The markets reacted negatively to the economic situation in Italy too. Despite the claims of the Italian Prime Minister Mario Monti that Italy won’t need a bailout to deal with the economic dept crisis, there are strong concerns about the ability of the country to handle the situation, with it facing a huge public dept of 1.9 trillion euro. The fear is that Italy could be the next domino to fall. Italy’s 10-year government bond yields have reached a high of 6.301 percent.

Cyprus is under pressure as well, as Finance Minister Vassos Shiarly admitted on Monday that the country needs a bailout urgently, in order to recapitalize its banks by June 30. On Tuesday, Moody’s rating agency downgraded two Cyprus banks due to the country’s high exposure to a possible exit of Greece from the Eurozone.

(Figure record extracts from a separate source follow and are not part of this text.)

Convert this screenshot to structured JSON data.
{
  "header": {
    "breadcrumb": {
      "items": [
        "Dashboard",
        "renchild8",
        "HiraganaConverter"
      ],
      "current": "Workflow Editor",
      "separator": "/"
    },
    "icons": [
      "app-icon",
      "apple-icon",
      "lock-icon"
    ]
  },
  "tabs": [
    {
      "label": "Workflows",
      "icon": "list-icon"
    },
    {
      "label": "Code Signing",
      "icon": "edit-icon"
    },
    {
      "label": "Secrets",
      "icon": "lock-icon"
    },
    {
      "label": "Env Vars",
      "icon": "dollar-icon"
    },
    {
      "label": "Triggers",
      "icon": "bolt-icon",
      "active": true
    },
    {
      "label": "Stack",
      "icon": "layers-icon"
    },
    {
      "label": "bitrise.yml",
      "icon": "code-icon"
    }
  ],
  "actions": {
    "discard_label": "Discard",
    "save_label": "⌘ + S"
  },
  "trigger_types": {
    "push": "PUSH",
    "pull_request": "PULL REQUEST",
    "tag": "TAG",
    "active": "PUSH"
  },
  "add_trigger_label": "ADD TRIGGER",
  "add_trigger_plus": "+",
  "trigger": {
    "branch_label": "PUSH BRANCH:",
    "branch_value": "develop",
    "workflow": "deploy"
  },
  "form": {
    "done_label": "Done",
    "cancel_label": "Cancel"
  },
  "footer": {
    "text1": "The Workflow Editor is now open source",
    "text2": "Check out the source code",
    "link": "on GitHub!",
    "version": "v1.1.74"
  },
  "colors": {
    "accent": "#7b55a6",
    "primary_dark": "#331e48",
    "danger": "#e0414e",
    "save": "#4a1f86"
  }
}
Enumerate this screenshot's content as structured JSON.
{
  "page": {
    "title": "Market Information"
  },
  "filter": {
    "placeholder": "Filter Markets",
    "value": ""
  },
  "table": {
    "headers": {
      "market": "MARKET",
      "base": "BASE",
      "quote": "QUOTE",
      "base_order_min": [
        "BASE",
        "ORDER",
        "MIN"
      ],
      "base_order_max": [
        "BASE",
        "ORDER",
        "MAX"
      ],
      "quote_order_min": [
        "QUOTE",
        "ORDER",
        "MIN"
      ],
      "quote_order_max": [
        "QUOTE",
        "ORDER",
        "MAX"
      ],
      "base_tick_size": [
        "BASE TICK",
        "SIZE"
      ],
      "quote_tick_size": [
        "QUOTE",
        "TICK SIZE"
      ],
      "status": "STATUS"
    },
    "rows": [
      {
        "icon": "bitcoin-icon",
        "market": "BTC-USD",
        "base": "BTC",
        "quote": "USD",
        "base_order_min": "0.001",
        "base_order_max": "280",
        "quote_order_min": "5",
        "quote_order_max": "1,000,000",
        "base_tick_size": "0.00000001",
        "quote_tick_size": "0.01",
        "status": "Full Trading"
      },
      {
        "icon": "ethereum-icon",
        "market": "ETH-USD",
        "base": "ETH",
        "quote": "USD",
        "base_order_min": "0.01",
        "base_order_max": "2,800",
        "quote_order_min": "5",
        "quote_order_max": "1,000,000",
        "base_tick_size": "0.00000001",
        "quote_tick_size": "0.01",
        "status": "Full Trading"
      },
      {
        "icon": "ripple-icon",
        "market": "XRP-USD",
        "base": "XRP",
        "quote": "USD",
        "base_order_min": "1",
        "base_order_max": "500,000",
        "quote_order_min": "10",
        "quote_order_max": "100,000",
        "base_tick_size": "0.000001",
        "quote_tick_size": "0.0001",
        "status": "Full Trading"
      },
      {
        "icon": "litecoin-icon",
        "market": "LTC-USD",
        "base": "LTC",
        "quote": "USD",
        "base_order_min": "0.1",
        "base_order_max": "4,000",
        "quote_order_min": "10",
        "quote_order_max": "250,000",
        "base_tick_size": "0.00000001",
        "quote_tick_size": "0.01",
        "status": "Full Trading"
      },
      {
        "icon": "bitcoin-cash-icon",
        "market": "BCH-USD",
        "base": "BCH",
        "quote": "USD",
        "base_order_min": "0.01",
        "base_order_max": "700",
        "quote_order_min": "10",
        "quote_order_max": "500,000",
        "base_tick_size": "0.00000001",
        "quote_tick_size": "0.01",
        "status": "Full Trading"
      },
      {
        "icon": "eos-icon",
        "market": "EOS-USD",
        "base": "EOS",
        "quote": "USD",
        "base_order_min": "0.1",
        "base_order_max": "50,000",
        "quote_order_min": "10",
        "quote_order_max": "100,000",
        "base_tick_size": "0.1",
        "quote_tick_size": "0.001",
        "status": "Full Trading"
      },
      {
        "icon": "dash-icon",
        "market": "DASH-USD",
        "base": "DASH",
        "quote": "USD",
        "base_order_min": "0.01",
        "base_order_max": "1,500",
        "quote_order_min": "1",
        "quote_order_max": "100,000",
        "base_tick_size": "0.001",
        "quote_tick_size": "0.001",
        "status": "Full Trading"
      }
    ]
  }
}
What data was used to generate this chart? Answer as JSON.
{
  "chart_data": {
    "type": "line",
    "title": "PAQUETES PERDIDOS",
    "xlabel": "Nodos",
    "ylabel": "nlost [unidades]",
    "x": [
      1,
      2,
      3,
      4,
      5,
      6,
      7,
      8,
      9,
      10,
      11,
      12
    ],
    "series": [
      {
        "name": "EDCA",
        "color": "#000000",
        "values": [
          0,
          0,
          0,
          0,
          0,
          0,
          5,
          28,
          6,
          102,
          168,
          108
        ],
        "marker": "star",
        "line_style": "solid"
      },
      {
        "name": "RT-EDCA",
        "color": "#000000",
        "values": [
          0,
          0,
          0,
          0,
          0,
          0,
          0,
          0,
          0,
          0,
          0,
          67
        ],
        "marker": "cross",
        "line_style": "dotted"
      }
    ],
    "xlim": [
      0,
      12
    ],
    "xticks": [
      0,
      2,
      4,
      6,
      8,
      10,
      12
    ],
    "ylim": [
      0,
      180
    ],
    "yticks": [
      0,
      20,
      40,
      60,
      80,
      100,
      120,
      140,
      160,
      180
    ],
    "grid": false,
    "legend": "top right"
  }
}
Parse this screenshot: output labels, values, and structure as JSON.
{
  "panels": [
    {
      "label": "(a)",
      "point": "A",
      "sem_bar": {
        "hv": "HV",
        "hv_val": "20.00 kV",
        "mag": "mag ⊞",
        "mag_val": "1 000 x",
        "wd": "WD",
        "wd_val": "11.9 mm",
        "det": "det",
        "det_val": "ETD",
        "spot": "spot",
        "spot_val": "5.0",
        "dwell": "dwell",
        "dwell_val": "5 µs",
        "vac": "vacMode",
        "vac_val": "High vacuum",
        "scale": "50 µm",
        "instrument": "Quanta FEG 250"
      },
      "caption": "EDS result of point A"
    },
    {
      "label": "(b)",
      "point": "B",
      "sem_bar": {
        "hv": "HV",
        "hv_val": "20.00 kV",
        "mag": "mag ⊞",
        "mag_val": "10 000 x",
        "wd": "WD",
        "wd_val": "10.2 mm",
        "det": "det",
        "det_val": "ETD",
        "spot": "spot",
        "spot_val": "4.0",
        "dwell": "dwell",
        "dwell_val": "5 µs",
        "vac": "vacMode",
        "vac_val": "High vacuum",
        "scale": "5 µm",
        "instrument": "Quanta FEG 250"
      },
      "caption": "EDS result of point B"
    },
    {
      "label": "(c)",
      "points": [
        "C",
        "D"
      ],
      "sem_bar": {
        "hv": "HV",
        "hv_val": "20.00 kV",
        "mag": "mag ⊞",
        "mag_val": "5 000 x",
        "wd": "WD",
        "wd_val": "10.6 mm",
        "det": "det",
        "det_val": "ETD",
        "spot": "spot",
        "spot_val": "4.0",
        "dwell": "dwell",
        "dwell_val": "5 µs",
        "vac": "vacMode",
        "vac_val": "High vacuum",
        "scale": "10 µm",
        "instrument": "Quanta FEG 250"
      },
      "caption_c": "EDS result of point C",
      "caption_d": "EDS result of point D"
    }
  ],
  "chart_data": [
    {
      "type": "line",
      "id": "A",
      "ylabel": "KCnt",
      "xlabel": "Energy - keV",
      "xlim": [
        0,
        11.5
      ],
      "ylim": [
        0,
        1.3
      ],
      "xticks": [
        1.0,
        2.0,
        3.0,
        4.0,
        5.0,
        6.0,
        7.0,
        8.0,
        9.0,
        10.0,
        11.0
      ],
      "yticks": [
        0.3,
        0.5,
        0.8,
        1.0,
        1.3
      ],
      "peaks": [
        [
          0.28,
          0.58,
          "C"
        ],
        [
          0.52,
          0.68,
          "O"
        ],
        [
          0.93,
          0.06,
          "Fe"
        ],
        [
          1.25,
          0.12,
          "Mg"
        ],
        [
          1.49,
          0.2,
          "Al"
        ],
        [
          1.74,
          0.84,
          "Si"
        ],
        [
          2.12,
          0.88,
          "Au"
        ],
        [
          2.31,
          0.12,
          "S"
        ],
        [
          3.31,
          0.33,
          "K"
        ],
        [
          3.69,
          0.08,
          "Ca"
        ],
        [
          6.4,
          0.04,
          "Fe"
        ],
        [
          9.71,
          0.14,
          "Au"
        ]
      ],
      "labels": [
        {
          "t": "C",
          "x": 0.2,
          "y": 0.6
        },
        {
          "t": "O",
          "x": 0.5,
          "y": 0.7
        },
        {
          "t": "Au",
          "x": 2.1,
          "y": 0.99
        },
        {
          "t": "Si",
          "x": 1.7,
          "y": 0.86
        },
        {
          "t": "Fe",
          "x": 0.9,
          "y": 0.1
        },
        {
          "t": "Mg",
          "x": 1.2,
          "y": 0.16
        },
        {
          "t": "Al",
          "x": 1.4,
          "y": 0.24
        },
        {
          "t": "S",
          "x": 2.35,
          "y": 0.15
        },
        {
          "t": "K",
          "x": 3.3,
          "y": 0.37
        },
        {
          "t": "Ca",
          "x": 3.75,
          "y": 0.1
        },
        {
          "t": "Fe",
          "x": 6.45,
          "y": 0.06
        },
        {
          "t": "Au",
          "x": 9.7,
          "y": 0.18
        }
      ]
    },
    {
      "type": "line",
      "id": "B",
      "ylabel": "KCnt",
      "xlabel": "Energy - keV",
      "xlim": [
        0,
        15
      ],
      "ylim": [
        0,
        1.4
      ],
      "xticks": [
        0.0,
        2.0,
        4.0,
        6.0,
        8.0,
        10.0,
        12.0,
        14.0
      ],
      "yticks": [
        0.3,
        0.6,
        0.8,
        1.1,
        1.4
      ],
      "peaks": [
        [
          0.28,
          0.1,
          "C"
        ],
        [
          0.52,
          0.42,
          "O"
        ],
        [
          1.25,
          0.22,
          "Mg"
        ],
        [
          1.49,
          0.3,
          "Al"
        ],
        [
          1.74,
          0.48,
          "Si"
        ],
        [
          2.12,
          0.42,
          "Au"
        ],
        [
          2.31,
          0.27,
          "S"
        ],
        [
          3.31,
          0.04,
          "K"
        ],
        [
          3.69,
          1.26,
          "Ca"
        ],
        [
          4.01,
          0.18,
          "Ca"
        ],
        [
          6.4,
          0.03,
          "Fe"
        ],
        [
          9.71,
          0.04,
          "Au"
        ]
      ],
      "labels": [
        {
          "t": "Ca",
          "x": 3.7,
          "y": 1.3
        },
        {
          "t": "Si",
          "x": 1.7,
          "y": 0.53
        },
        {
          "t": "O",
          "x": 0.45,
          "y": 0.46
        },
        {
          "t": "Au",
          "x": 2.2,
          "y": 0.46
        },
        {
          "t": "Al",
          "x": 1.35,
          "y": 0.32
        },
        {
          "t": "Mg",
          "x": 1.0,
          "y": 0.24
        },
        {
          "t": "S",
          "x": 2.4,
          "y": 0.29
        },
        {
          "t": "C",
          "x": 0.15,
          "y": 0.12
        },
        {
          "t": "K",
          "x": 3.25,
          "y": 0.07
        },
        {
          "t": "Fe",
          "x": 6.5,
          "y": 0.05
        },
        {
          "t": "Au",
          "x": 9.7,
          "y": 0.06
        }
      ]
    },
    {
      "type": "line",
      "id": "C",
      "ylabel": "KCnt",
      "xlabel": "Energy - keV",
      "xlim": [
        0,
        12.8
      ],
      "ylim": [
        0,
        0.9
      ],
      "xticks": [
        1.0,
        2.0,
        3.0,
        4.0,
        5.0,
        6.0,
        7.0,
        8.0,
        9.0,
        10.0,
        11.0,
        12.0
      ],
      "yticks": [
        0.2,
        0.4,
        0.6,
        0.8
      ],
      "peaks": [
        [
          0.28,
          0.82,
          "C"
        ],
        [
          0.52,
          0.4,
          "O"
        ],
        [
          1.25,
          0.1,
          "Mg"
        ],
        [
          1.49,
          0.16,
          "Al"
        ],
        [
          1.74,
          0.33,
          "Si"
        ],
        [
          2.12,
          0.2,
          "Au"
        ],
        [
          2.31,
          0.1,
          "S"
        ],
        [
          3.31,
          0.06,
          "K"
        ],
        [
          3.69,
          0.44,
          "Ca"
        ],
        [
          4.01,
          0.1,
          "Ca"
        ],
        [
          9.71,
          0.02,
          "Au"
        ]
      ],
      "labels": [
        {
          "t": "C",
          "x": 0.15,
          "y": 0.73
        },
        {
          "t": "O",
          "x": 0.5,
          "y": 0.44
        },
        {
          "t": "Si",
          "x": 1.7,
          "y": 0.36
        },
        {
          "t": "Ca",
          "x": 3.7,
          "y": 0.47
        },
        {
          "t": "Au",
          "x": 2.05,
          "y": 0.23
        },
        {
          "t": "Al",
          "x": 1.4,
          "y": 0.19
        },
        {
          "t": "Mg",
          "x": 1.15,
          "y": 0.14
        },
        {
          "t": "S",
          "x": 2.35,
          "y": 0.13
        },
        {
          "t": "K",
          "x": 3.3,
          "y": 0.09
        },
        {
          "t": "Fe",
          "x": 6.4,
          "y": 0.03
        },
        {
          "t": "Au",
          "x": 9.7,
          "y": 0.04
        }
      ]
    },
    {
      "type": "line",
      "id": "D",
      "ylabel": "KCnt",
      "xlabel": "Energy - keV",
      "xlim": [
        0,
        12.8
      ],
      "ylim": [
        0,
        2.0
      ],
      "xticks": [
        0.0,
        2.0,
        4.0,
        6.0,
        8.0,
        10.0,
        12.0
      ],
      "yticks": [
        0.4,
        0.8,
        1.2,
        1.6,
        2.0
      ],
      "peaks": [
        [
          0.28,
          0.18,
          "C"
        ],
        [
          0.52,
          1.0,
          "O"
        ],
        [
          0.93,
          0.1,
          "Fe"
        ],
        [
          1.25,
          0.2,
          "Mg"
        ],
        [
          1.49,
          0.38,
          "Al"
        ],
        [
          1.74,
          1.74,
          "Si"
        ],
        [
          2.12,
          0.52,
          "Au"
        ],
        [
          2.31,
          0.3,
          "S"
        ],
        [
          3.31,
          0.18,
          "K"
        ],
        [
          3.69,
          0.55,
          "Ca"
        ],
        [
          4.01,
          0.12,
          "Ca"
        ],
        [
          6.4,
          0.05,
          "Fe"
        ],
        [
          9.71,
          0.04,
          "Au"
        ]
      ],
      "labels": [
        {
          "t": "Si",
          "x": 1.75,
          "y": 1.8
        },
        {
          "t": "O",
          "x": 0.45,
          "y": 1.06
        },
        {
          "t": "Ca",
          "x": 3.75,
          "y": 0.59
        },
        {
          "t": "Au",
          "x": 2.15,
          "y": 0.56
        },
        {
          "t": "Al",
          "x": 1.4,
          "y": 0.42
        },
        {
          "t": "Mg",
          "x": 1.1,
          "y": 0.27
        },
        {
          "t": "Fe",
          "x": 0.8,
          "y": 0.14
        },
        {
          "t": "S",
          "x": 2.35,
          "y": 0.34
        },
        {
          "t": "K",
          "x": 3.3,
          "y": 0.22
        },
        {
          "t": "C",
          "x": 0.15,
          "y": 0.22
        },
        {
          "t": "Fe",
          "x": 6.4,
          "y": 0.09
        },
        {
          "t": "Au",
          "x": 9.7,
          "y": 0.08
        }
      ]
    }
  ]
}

Everyone is now waiting for the upcoming Greek elections on Sunday as their outcome could have huge impact not only on the currency market but on the future of the euro and the Eurozone. For many, though by no means for all, the worst case scenario is that Greece returns to the drachma. Such a development is possible, should the anti-austerity party Syriza win the elections, rejecting the terms of Athens’ bailout. This may very well lead to Greece’s departure from the eurozone.